Pollster asking Palo Altans about council candidates, housing, rent control

Daily Post Staff Writer

Palo Alto voters have been receiving phone calls from a Las Vegas-based pollster this week asking for their views on rent control, job growth and the City Council race.

Asya Marder, 72, said the call came from a phone number linked to Precision Opinion, a market research company with clients in business and politics.

Jo Ann Mandinach, 69, said she answered the poll twice — once for herself and once for her partner — and that she thought it was a “push poll” designed to stir up support for unlimited growth without rent control.

“Halfway through the first survey I began to get suspicious because some of the questions struck me as fear-mongering and pretty similar in tone to the city-funded telephone surveys about the office cap ballot initiative,” Mandinach told the Post in an email.

The pollster said that Prop. 10, the Local Rent Control Initiative, would restrict and control all rents for all properties, including single-family homes, Mandinach said.

But Marder said she didn’t get the feeling that the pollster was trying to convince her of a certain opinion.

She said they asked her about affordable housing, City Council candidates, job growth and rent control in Palo Alto.

The poll asked Mandinach whether Palo Alto is headed in the right direction and to rate the gubernatorial candidates and each of the five City Council candidates on a five-point scale from excellent to poor.

Mandinach said the pollster also asked whether Palo Alto is growing too fast, too slow or just right, what she sees as the main issues in Palo Alto and how certain she is that she’ll vote.

She was also asked how liberal or conservative she is, her political party affiliation, her family’s income and whether she owns or rents her home.

“They asked several times which (City Council) candidates I’d support,” Mandinach said.

When the pollster turned the conversation to housing, “it began getting odd,” Mandinach said.

The pollster also asked several times whether Mandinach would favor giving up local control of housing, whether she would support a rent control measure for all properties including single-family homes and, separately, Prop. 10.

“First they asked if you support or oppose more housing for seniors, young people, married couples, families with kids, the poor, teachers-firemen-police, the rich and the middle class,” Mandinach said. “When I tried to tell the pollster that a lot of those were overlapping categories — poor families with kids, rich families with kids, etc. — they said they couldn’t change anything.”

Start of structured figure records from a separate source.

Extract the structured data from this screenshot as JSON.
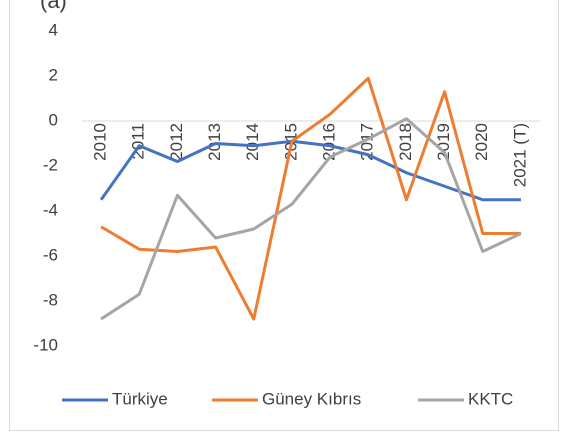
{
  "chart_data": {
    "type": "line",
    "title": "(a)",
    "categories": [
      "2010",
      "2011",
      "2012",
      "2013",
      "2014",
      "2015",
      "2016",
      "2017",
      "2018",
      "2019",
      "2020",
      "2021 (T)"
    ],
    "series": [
      {
        "name": "Türkiye",
        "color": "#4472c4",
        "values": [
          -3.5,
          -1.1,
          -1.8,
          -1.0,
          -1.1,
          -0.9,
          -1.1,
          -1.5,
          -2.3,
          -2.9,
          -3.5,
          -3.5
        ]
      },
      {
        "name": "Güney Kıbrıs",
        "color": "#ed7d31",
        "values": [
          -4.7,
          -5.7,
          -5.8,
          -5.6,
          -8.8,
          -0.9,
          0.3,
          1.9,
          -3.5,
          1.3,
          -5.0,
          -5.0
        ]
      },
      {
        "name": "KKTC",
        "color": "#a5a5a5",
        "values": [
          -8.8,
          -7.7,
          -3.3,
          -5.2,
          -4.8,
          -3.7,
          -1.6,
          -0.8,
          0.1,
          -1.4,
          -5.8,
          -5.0
        ]
      }
    ],
    "ylim": [
      -10,
      4
    ],
    "yticks": [
      -10,
      -8,
      -6,
      -4,
      -2,
      0,
      2,
      4
    ],
    "legend": "bottom"
  }
}
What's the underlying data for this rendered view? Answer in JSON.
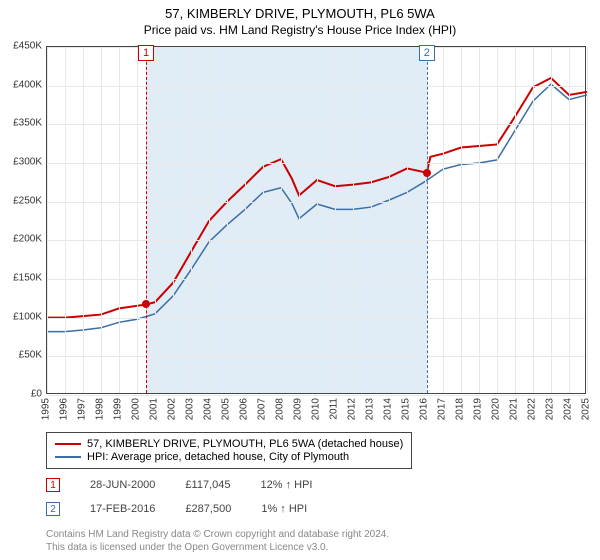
{
  "title": "57, KIMBERLY DRIVE, PLYMOUTH, PL6 5WA",
  "subtitle": "Price paid vs. HM Land Registry's House Price Index (HPI)",
  "chart": {
    "type": "line",
    "xlim": [
      1995,
      2025
    ],
    "ylim": [
      0,
      450000
    ],
    "ytick_step": 50000,
    "yticks_labels": [
      "£0",
      "£50K",
      "£100K",
      "£150K",
      "£200K",
      "£250K",
      "£300K",
      "£350K",
      "£400K",
      "£450K"
    ],
    "xticks": [
      1995,
      1996,
      1997,
      1998,
      1999,
      2000,
      2001,
      2002,
      2003,
      2004,
      2005,
      2006,
      2007,
      2008,
      2009,
      2010,
      2011,
      2012,
      2013,
      2014,
      2015,
      2016,
      2017,
      2018,
      2019,
      2020,
      2021,
      2022,
      2023,
      2024,
      2025
    ],
    "background_color": "#ffffff",
    "grid_color": "#e8e8e8",
    "axis_color": "#444444",
    "shade_color": "#e0ecf6",
    "series": [
      {
        "id": "price_paid",
        "label": "57, KIMBERLY DRIVE, PLYMOUTH, PL6 5WA (detached house)",
        "color": "#cc0000",
        "width": 2,
        "points": [
          [
            1995,
            100000
          ],
          [
            1996,
            100000
          ],
          [
            1997,
            102000
          ],
          [
            1998,
            104000
          ],
          [
            1999,
            112000
          ],
          [
            2000.5,
            117045
          ],
          [
            2001,
            120000
          ],
          [
            2002,
            145000
          ],
          [
            2003,
            185000
          ],
          [
            2004,
            225000
          ],
          [
            2005,
            250000
          ],
          [
            2006,
            272000
          ],
          [
            2007,
            295000
          ],
          [
            2008,
            305000
          ],
          [
            2008.6,
            280000
          ],
          [
            2009,
            258000
          ],
          [
            2010,
            278000
          ],
          [
            2011,
            270000
          ],
          [
            2012,
            272000
          ],
          [
            2013,
            275000
          ],
          [
            2014,
            282000
          ],
          [
            2015,
            293000
          ],
          [
            2016.1,
            287500
          ],
          [
            2016.3,
            308000
          ],
          [
            2017,
            312000
          ],
          [
            2018,
            320000
          ],
          [
            2019,
            322000
          ],
          [
            2020,
            324000
          ],
          [
            2021,
            360000
          ],
          [
            2022,
            398000
          ],
          [
            2023,
            410000
          ],
          [
            2024,
            388000
          ],
          [
            2025,
            392000
          ]
        ]
      },
      {
        "id": "hpi",
        "label": "HPI: Average price, detached house, City of Plymouth",
        "color": "#3a6ea5",
        "width": 1.5,
        "points": [
          [
            1995,
            82000
          ],
          [
            1996,
            82000
          ],
          [
            1997,
            84000
          ],
          [
            1998,
            87000
          ],
          [
            1999,
            94000
          ],
          [
            2000,
            98000
          ],
          [
            2001,
            105000
          ],
          [
            2002,
            128000
          ],
          [
            2003,
            162000
          ],
          [
            2004,
            198000
          ],
          [
            2005,
            220000
          ],
          [
            2006,
            240000
          ],
          [
            2007,
            262000
          ],
          [
            2008,
            268000
          ],
          [
            2008.6,
            248000
          ],
          [
            2009,
            228000
          ],
          [
            2010,
            247000
          ],
          [
            2011,
            240000
          ],
          [
            2012,
            240000
          ],
          [
            2013,
            243000
          ],
          [
            2014,
            252000
          ],
          [
            2015,
            262000
          ],
          [
            2016,
            276000
          ],
          [
            2017,
            292000
          ],
          [
            2018,
            298000
          ],
          [
            2019,
            300000
          ],
          [
            2020,
            304000
          ],
          [
            2021,
            342000
          ],
          [
            2022,
            380000
          ],
          [
            2023,
            402000
          ],
          [
            2024,
            382000
          ],
          [
            2025,
            388000
          ]
        ]
      }
    ],
    "shade_range": [
      2000.5,
      2016.1
    ],
    "events": [
      {
        "n": "1",
        "x": 2000.5,
        "color": "#cc0000"
      },
      {
        "n": "2",
        "x": 2016.1,
        "color": "#3a6ea5"
      }
    ],
    "markers": [
      {
        "x": 2000.5,
        "y": 117045,
        "color": "#cc0000"
      },
      {
        "x": 2016.1,
        "y": 287500,
        "color": "#cc0000"
      }
    ]
  },
  "transactions": [
    {
      "n": "1",
      "box_color": "#cc0000",
      "date": "28-JUN-2000",
      "price": "£117,045",
      "delta": "12% ↑ HPI"
    },
    {
      "n": "2",
      "box_color": "#3a6ea5",
      "date": "17-FEB-2016",
      "price": "£287,500",
      "delta": "1% ↑ HPI"
    }
  ],
  "footer_line1": "Contains HM Land Registry data © Crown copyright and database right 2024.",
  "footer_line2": "This data is licensed under the Open Government Licence v3.0."
}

Neither Marder nor Mandinach knew who was behind the poll.

1 Comment


    Rent control doesn’t force owners to offer their properties “to let” at the allowed rent. Rent control doesn’t force land owners to build more housing. On the contrary, it discourages both, reducing the supply of housing and RAISING other rents! Exempting NEW buildings from rent control may avoid deterring construction, but it still doesn’t open up EXISTING buildings for tenants. Worse, it means that the stock of rent-controlled housing becomes a shrinking fraction of the whole — unless the exemption is only for a limited time, in which case you’re discouraging construction again!

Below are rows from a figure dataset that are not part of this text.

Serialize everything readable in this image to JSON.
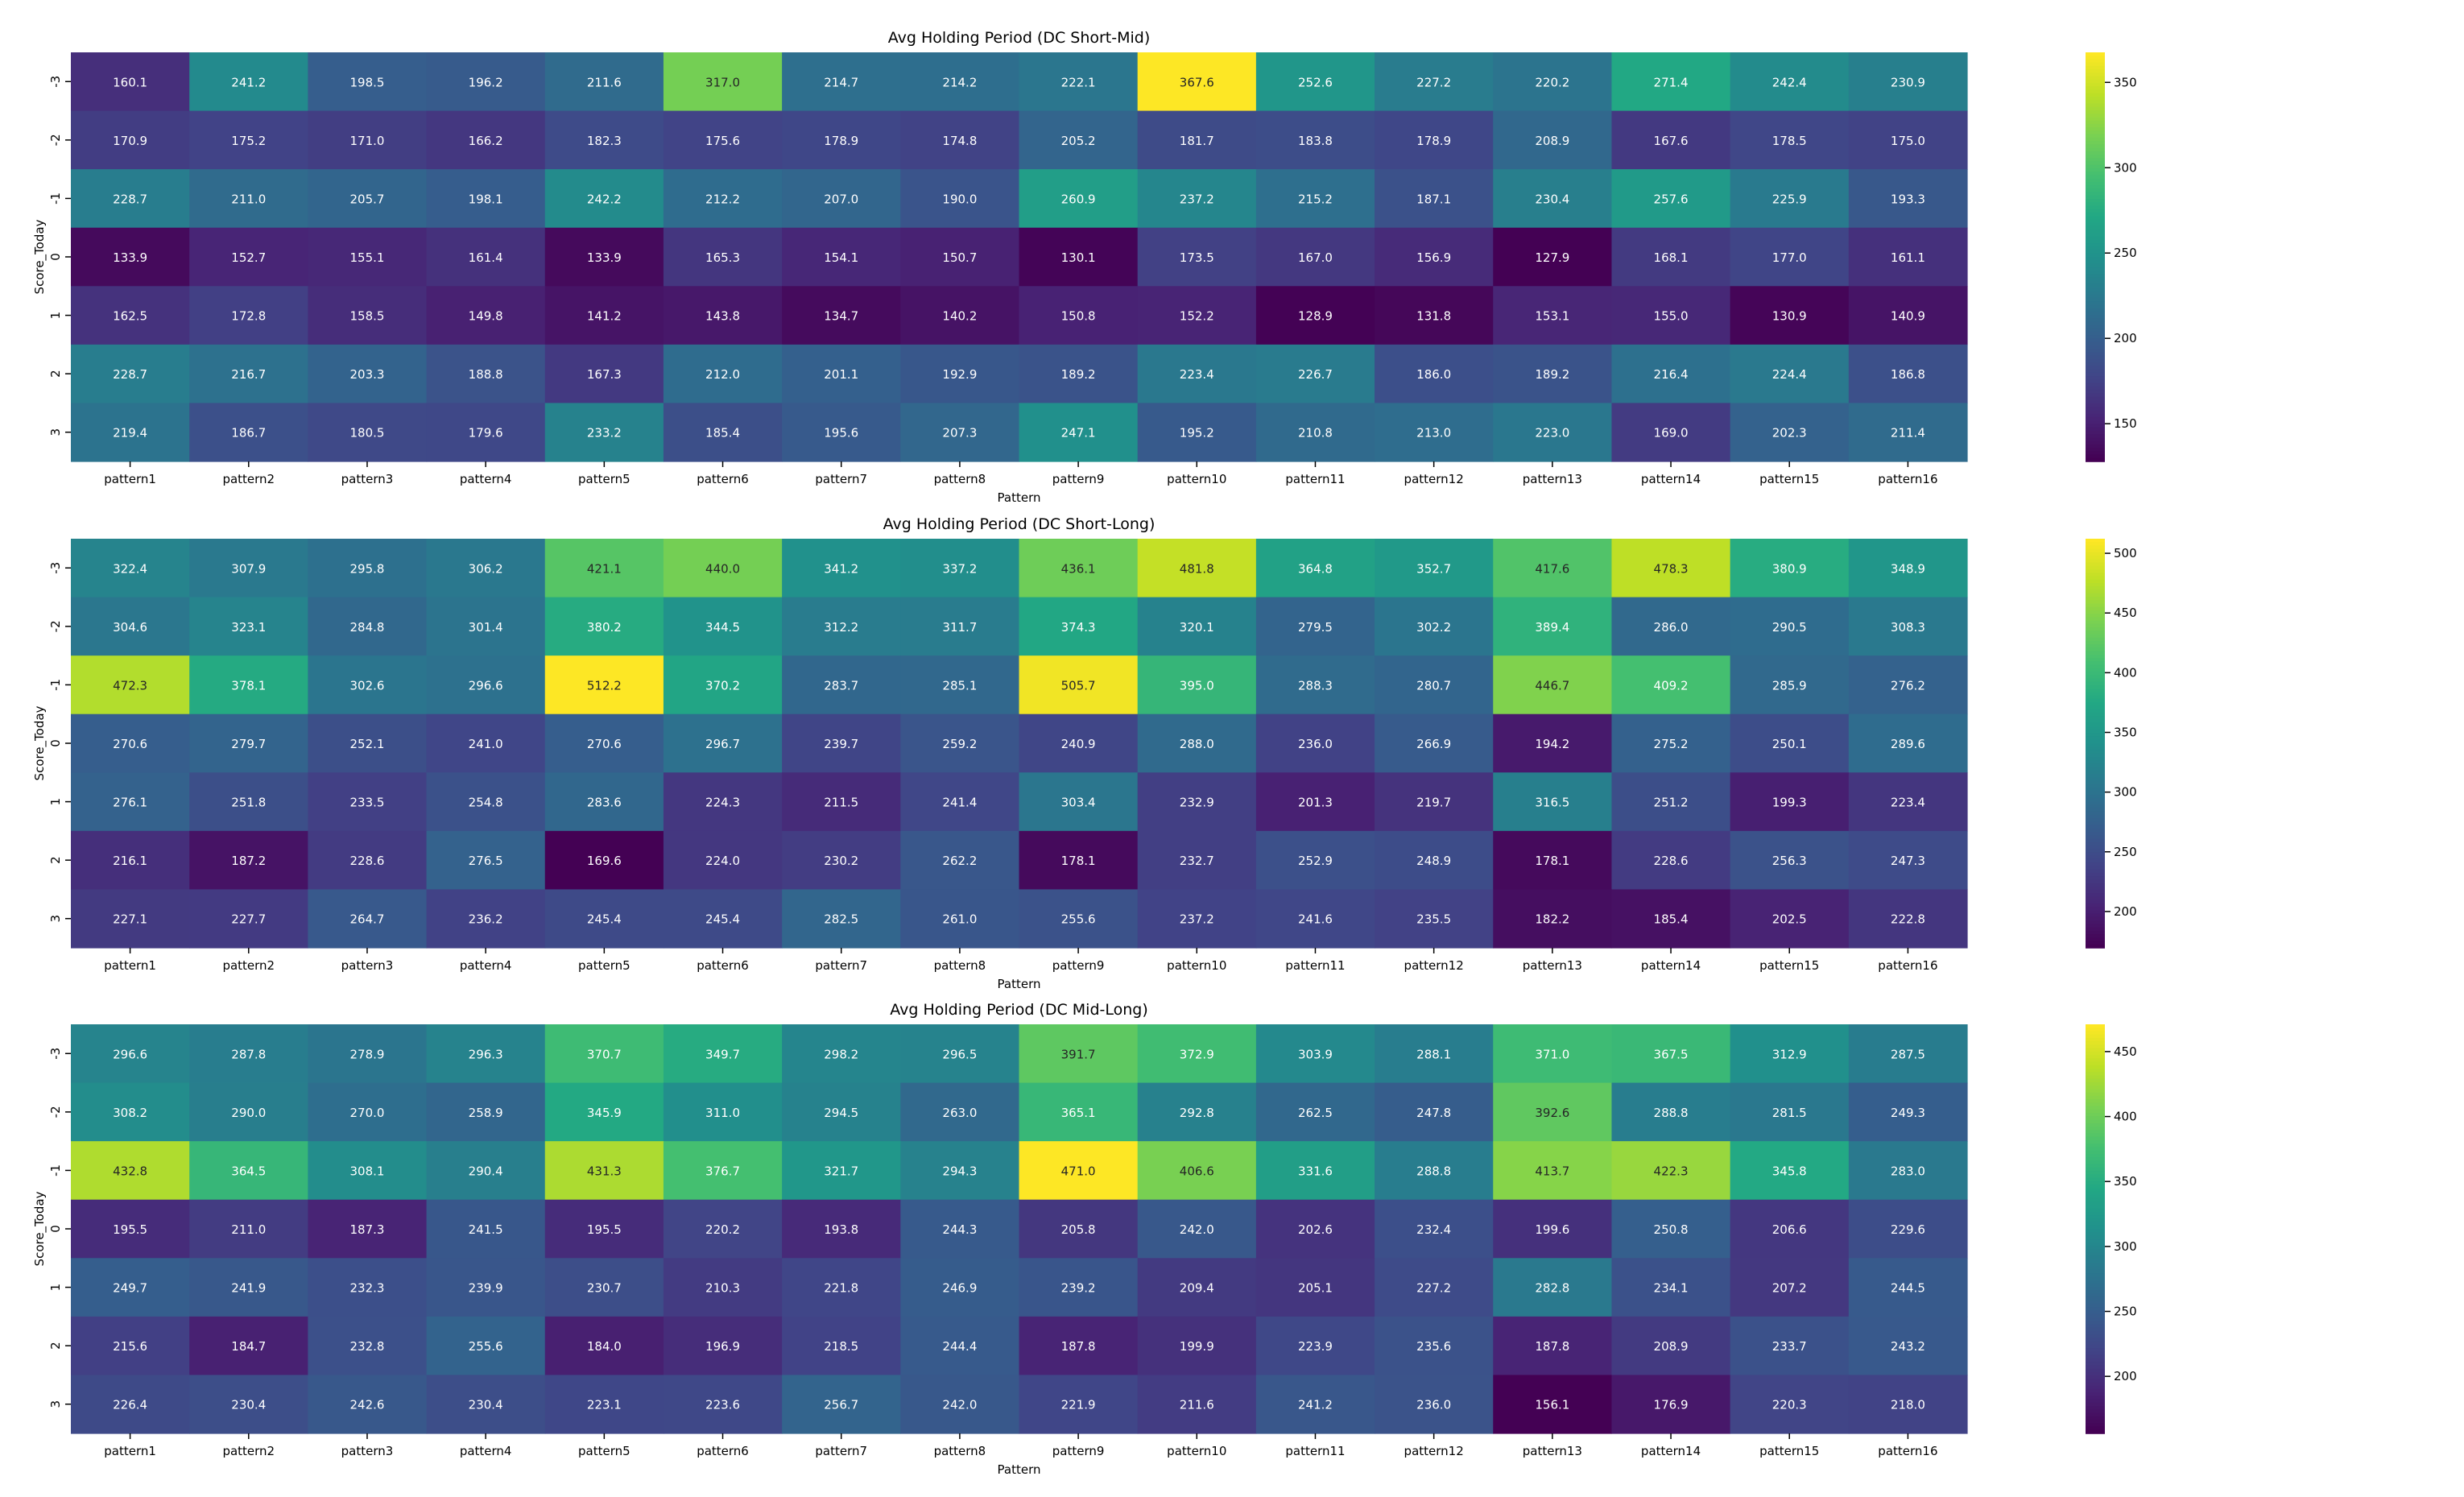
{
  "chart_data": [
    {
      "type": "heatmap",
      "title": "Avg Holding Period (DC Short-Mid)",
      "xlabel": "Pattern",
      "ylabel": "Score_Today",
      "x": [
        "pattern1",
        "pattern2",
        "pattern3",
        "pattern4",
        "pattern5",
        "pattern6",
        "pattern7",
        "pattern8",
        "pattern9",
        "pattern10",
        "pattern11",
        "pattern12",
        "pattern13",
        "pattern14",
        "pattern15",
        "pattern16"
      ],
      "y": [
        "-3",
        "-2",
        "-1",
        "0",
        "1",
        "2",
        "3"
      ],
      "colormap": "viridis",
      "colorbar_range": [
        127.9,
        367.6
      ],
      "colorbar_ticks": [
        150,
        200,
        250,
        300,
        350
      ],
      "values": [
        [
          160.1,
          241.2,
          198.5,
          196.2,
          211.6,
          317.0,
          214.7,
          214.2,
          222.1,
          367.6,
          252.6,
          227.2,
          220.2,
          271.4,
          242.4,
          230.9
        ],
        [
          170.9,
          175.2,
          171.0,
          166.2,
          182.3,
          175.6,
          178.9,
          174.8,
          205.2,
          181.7,
          183.8,
          178.9,
          208.9,
          167.6,
          178.5,
          175.0
        ],
        [
          228.7,
          211.0,
          205.7,
          198.1,
          242.2,
          212.2,
          207.0,
          190.0,
          260.9,
          237.2,
          215.2,
          187.1,
          230.4,
          257.6,
          225.9,
          193.3
        ],
        [
          133.9,
          152.7,
          155.1,
          161.4,
          133.9,
          165.3,
          154.1,
          150.7,
          130.1,
          173.5,
          167.0,
          156.9,
          127.9,
          168.1,
          177.0,
          161.1
        ],
        [
          162.5,
          172.8,
          158.5,
          149.8,
          141.2,
          143.8,
          134.7,
          140.2,
          150.8,
          152.2,
          128.9,
          131.8,
          153.1,
          155.0,
          130.9,
          140.9
        ],
        [
          228.7,
          216.7,
          203.3,
          188.8,
          167.3,
          212.0,
          201.1,
          192.9,
          189.2,
          223.4,
          226.7,
          186.0,
          189.2,
          216.4,
          224.4,
          186.8
        ],
        [
          219.4,
          186.7,
          180.5,
          179.6,
          233.2,
          185.4,
          195.6,
          207.3,
          247.1,
          195.2,
          210.8,
          213.0,
          223.0,
          169.0,
          202.3,
          211.4
        ]
      ]
    },
    {
      "type": "heatmap",
      "title": "Avg Holding Period (DC Short-Long)",
      "xlabel": "Pattern",
      "ylabel": "Score_Today",
      "x": [
        "pattern1",
        "pattern2",
        "pattern3",
        "pattern4",
        "pattern5",
        "pattern6",
        "pattern7",
        "pattern8",
        "pattern9",
        "pattern10",
        "pattern11",
        "pattern12",
        "pattern13",
        "pattern14",
        "pattern15",
        "pattern16"
      ],
      "y": [
        "-3",
        "-2",
        "-1",
        "0",
        "1",
        "2",
        "3"
      ],
      "colormap": "viridis",
      "colorbar_range": [
        169.6,
        512.2
      ],
      "colorbar_ticks": [
        200,
        250,
        300,
        350,
        400,
        450,
        500
      ],
      "values": [
        [
          322.4,
          307.9,
          295.8,
          306.2,
          421.1,
          440.0,
          341.2,
          337.2,
          436.1,
          481.8,
          364.8,
          352.7,
          417.6,
          478.3,
          380.9,
          348.9
        ],
        [
          304.6,
          323.1,
          284.8,
          301.4,
          380.2,
          344.5,
          312.2,
          311.7,
          374.3,
          320.1,
          279.5,
          302.2,
          389.4,
          286.0,
          290.5,
          308.3
        ],
        [
          472.3,
          378.1,
          302.6,
          296.6,
          512.2,
          370.2,
          283.7,
          285.1,
          505.7,
          395.0,
          288.3,
          280.7,
          446.7,
          409.2,
          285.9,
          276.2
        ],
        [
          270.6,
          279.7,
          252.1,
          241.0,
          270.6,
          296.7,
          239.7,
          259.2,
          240.9,
          288.0,
          236.0,
          266.9,
          194.2,
          275.2,
          250.1,
          289.6
        ],
        [
          276.1,
          251.8,
          233.5,
          254.8,
          283.6,
          224.3,
          211.5,
          241.4,
          303.4,
          232.9,
          201.3,
          219.7,
          316.5,
          251.2,
          199.3,
          223.4
        ],
        [
          216.1,
          187.2,
          228.6,
          276.5,
          169.6,
          224.0,
          230.2,
          262.2,
          178.1,
          232.7,
          252.9,
          248.9,
          178.1,
          228.6,
          256.3,
          247.3
        ],
        [
          227.1,
          227.7,
          264.7,
          236.2,
          245.4,
          245.4,
          282.5,
          261.0,
          255.6,
          237.2,
          241.6,
          235.5,
          182.2,
          185.4,
          202.5,
          222.8
        ]
      ]
    },
    {
      "type": "heatmap",
      "title": "Avg Holding Period (DC Mid-Long)",
      "xlabel": "Pattern",
      "ylabel": "Score_Today",
      "x": [
        "pattern1",
        "pattern2",
        "pattern3",
        "pattern4",
        "pattern5",
        "pattern6",
        "pattern7",
        "pattern8",
        "pattern9",
        "pattern10",
        "pattern11",
        "pattern12",
        "pattern13",
        "pattern14",
        "pattern15",
        "pattern16"
      ],
      "y": [
        "-3",
        "-2",
        "-1",
        "0",
        "1",
        "2",
        "3"
      ],
      "colormap": "viridis",
      "colorbar_range": [
        156.1,
        471.0
      ],
      "colorbar_ticks": [
        200,
        250,
        300,
        350,
        400,
        450
      ],
      "values": [
        [
          296.6,
          287.8,
          278.9,
          296.3,
          370.7,
          349.7,
          298.2,
          296.5,
          391.7,
          372.9,
          303.9,
          288.1,
          371.0,
          367.5,
          312.9,
          287.5
        ],
        [
          308.2,
          290.0,
          270.0,
          258.9,
          345.9,
          311.0,
          294.5,
          263.0,
          365.1,
          292.8,
          262.5,
          247.8,
          392.6,
          288.8,
          281.5,
          249.3
        ],
        [
          432.8,
          364.5,
          308.1,
          290.4,
          431.3,
          376.7,
          321.7,
          294.3,
          471.0,
          406.6,
          331.6,
          288.8,
          413.7,
          422.3,
          345.8,
          283.0
        ],
        [
          195.5,
          211.0,
          187.3,
          241.5,
          195.5,
          220.2,
          193.8,
          244.3,
          205.8,
          242.0,
          202.6,
          232.4,
          199.6,
          250.8,
          206.6,
          229.6
        ],
        [
          249.7,
          241.9,
          232.3,
          239.9,
          230.7,
          210.3,
          221.8,
          246.9,
          239.2,
          209.4,
          205.1,
          227.2,
          282.8,
          234.1,
          207.2,
          244.5
        ],
        [
          215.6,
          184.7,
          232.8,
          255.6,
          184.0,
          196.9,
          218.5,
          244.4,
          187.8,
          199.9,
          223.9,
          235.6,
          187.8,
          208.9,
          233.7,
          243.2
        ],
        [
          226.4,
          230.4,
          242.6,
          230.4,
          223.1,
          223.6,
          256.7,
          242.0,
          221.9,
          211.6,
          241.2,
          236.0,
          156.1,
          176.9,
          220.3,
          218.0
        ]
      ]
    }
  ]
}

    BETTER IDEA: Put a punitive tax on vacant lots and unoccupied housing, so that the owners can’t afford NOT to build housing and seek tenants! By reducing the owners’ ability to tolerate vacancies, a vacancy tax strengthens the bargaining position of tenants and therefore reduces rents.

    Such a tax, by reducing the cost of housing, would make it easier for employers to pay workers enough to live on. A similar tax on commercial property would reduce rents for job-creating enterprises. That’s GOOD FOR BUSINESS and GOOD FOR WORKERS.

    A vacancy tax is also GOOD FOR REALTORS because they get more rental-management fees for properties coming onto the rental market, plus commissions from any owners who decided to sell vacant properties to owner-occupants (who of course don’t pay the tax).

    Best of all, the need to avoid the vacancy tax would initiate economic activity, which would expand the bases of other taxes, allowing their rates to be reduced, so that the rest of the city/state/country gets a tax cut!